Ты нас, о Боже, покидаешь,
Чтоб нашу силу испытать.
А после сам же осеняешь
Небесной милостью тех, кто умел страдать.
 
   Сложно вложить душу в эти слова, но я очень старалась. Часовой у двери замер, а затем бухнул прикладом в дверь и завопил:
   – Да замолчите, сударыня! Ваша песня наводит тоску, как заупокойное пение, и если, кроме приятности находиться в этом гарнизоне придется еще слушать подобные вещи, то будет уже совсем невмоготу!
   Его можно было понять. Протестантский псалом вгонит в тоскливое состояние и самого отъявленного жизнелюбца. Но я ведь пою ради спасения своей жизни, а не удовольствия караульного.
   – Молчать! – рявкнул кто-то на него, избавив меня от ответа часовому. – Чего Вы суетесь не в свое дело, наглец? Разве Вам было приказано мешать петь этой женщине? Нет, Вам велели ее стеречь и стрелять, если она затеет побег. Стерегите ее; если она надумает бежать, убейте ее, но не отступайте от данного Вам приказа!
   Значит, Фельтон здесь. Ну что же, продолжаем пение.
 
Для горьких слез, для трудной битвы,
Для заточенья и цепей
Есть молодость, есть жар молитвы
И Бог, ведущий счет дням и ночам скорбей.
 
   Почему у пуритан слово «скорбь» относится к нежно любимым?

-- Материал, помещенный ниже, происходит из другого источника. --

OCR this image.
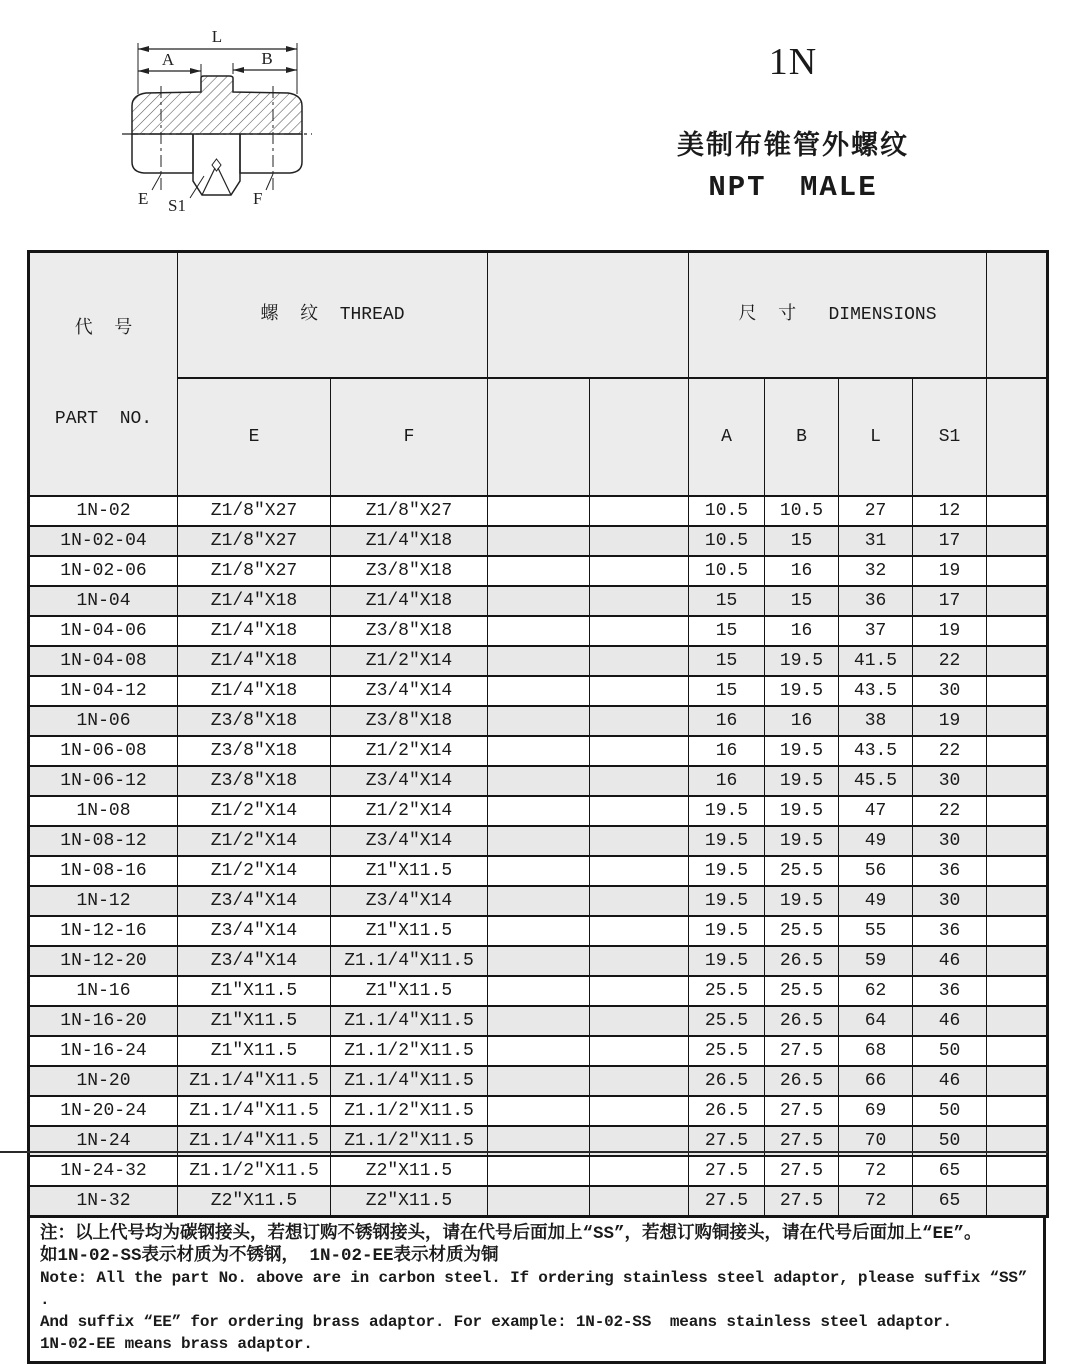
L
A	B
E S1	F
1N
美制布锥管外螺纹
NPT MALE

代  号

PART  NO.	螺  纹  THREAD				尺  寸   DIMENSIONS				
	E	F			A	B	L	S1	
1N-02	Z1/8″X27	Z1/8″X27			10.5	10.5	27	12	
1N-02-04	Z1/8″X27	Z1/4″X18			10.5	15	31	17	
1N-02-06	Z1/8″X27	Z3/8″X18			10.5	16	32	19	
1N-04	Z1/4″X18	Z1/4″X18			15	15	36	17	
1N-04-06	Z1/4″X18	Z3/8″X18			15	16	37	19	
1N-04-08	Z1/4″X18	Z1/2″X14			15	19.5	41.5	22	
1N-04-12	Z1/4″X18	Z3/4″X14			15	19.5	43.5	30	
1N-06	Z3/8″X18	Z3/8″X18			16	16	38	19	
1N-06-08	Z3/8″X18	Z1/2″X14			16	19.5	43.5	22	
1N-06-12	Z3/8″X18	Z3/4″X14			16	19.5	45.5	30	
1N-08	Z1/2″X14	Z1/2″X14			19.5	19.5	47	22	
1N-08-12	Z1/2″X14	Z3/4″X14			19.5	19.5	49	30	
1N-08-16	Z1/2″X14	Z1″X11.5			19.5	25.5	56	36	
1N-12	Z3/4″X14	Z3/4″X14			19.5	19.5	49	30	
1N-12-16	Z3/4″X14	Z1″X11.5			19.5	25.5	55	36	
1N-12-20	Z3/4″X14	Z1.1/4″X11.5			19.5	26.5	59	46	
1N-16	Z1″X11.5	Z1″X11.5			25.5	25.5	62	36	
1N-16-20	Z1″X11.5	Z1.1/4″X11.5			25.5	26.5	64	46	
1N-16-24	Z1″X11.5	Z1.1/2″X11.5			25.5	27.5	68	50	
1N-20	Z1.1/4″X11.5	Z1.1/4″X11.5			26.5	26.5	66	46	
1N-20-24	Z1.1/4″X11.5	Z1.1/2″X11.5			26.5	27.5	69	50	
1N-24	Z1.1/4″X11.5	Z1.1/2″X11.5			27.5	27.5	70	50	
1N-24-32	Z1.1/2″X11.5	Z2″X11.5			27.5	27.5	72	65	
1N-32	Z2″X11.5	Z2″X11.5			27.5	27.5	72	65	
注：以上代号均为碳钢接头，若想订购不锈钢接头，请在代号后面加上“SS”，若想订购铜接头，请在代号后面加上“EE”。
如1N-02-SS表示材质为不锈钢， 1N-02-EE表示材质为铜
Note: All the part No. above are in carbon steel. If ordering stainless steel adaptor, please suffix “SS” .
And suffix “EE” for ordering brass adaptor. For example: 1N-02-SS  means stainless steel adaptor.
1N-02-EE means brass adaptor.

Надеюсь, Фельтон рыдает где-нибудь в уголочке, пораженный божественной красотой священных строк.
   Господи, если бы люди почаще слушали шум океана, они бы поняли, что все нужные слова он говорит сам.
   К сожалению, это еще не конец псалма. Мучаем часового дальше.
 
Но избавленья час настанет
Для нас, о всеблагой Творец!
И если воля нас обманет,
То не обманут смерть и праведный венец.
 
   Дверь резко распахнулась, на пороге возник Фельтон, весь белый, с горящим взором.
   – Зачем Вы так поете? – вопросил он срывающимся тенорком. – И таким голосом?
   – Простите, – чопорно ответила я ему. – Я забыла, что мои песнопения неуместны в этом доме. Я, может быть, оскорбила Ваше религиозное чувство, но клянусь Вам, это было сделано без умысла! Простите мою вину, которая, быть может, и велика, но, право же, неумышленна…
   И если в этот миг я выглядела не как святая мученица, значит, всю предыдущую жизнь я прожила впустую.
   – Да, да… – сбивчиво сказал лейтенант. – Да, Вы смущаете, Вы волнуете людей, живущих в замке.
   Боюсь, он действительно всплакнул где-то в сторонке.
   – Я не буду больше петь, – кротко опустила я ресницы.
   – Нет, нет, сударыня, – испугался Фельтон, – только пойте тише, в особенности ночью.
   Опустив голову, он почти выбежал из комнаты. Я услышала, как за дверью часовой сказал:
   – Вы хорошо сделали, господин лейтенант! Ее пение переворачивает всю душу. Впрочем, к этому скоро привыкнешь – у нее такой чудный голос!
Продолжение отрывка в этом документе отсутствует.